Methods: We conducted retrospective electronic chart review of 84 consecutive adult patients who underwent aeroallergen skin prick testing for CRS symptoms at the Banner University Medical Center Adult Allergy and Immunology Clinic over the course of one year. All subjects were tested to a standard panel of tree, grass and weed pollen, mold, dust mite, animal dander, cockroach and feather extracts. CRS was diagnosed by consensus guidelines. Atopy was defined as ≥1 positive skin test. Data was analyzed using descriptive statistics.

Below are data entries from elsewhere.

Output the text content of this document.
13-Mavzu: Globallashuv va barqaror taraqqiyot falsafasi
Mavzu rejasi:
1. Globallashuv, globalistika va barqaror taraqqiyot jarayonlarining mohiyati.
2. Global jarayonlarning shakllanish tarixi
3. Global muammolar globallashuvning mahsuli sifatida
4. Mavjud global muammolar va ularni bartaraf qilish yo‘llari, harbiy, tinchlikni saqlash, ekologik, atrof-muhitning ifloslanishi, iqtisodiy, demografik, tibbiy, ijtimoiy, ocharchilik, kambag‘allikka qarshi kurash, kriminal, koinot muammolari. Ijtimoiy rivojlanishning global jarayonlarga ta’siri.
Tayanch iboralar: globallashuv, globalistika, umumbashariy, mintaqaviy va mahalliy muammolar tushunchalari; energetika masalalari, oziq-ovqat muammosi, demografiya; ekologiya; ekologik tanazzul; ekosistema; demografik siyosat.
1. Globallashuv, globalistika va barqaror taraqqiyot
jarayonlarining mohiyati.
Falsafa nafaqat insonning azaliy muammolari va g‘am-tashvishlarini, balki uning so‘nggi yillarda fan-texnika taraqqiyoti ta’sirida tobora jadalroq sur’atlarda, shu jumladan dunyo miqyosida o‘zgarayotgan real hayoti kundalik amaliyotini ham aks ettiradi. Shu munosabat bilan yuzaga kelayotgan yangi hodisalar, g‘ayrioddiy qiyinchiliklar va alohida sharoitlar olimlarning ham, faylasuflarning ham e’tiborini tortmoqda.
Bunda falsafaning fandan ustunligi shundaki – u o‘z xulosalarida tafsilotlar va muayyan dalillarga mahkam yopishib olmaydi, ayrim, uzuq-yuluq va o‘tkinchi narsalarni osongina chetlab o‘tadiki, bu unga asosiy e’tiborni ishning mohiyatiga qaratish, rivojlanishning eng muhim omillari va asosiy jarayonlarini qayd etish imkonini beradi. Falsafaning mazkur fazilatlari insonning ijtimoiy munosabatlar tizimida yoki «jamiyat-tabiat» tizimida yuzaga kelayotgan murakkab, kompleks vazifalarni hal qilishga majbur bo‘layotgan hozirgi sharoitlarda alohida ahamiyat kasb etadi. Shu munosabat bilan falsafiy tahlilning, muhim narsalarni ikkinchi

Results: Of the 84 patients with CRS symptoms, 50 (63%) had objective evidence of CRS on endoscopy or sinus imaging. Atopy was present in 82% of those patients and 74% of those without objective evidence of CRS. Compared with confirmed CRS patients, those lacking objective evidence of CRS were more often sensitized to perennial aeroallergens (OR 3.13 (CI 1.26-7.74)) including molds, cat, dog, cockroach, dust mite, and feather. No differences were seen in rates of sensitization to the seasonal pollens.
Conclusions: Atopy is common in chronic rhinosinusitis. Perennial aeroallergens may cause symptoms similar to CRS. Objective testing is necessary to differentiate CRS from perennial allergic rhinitis.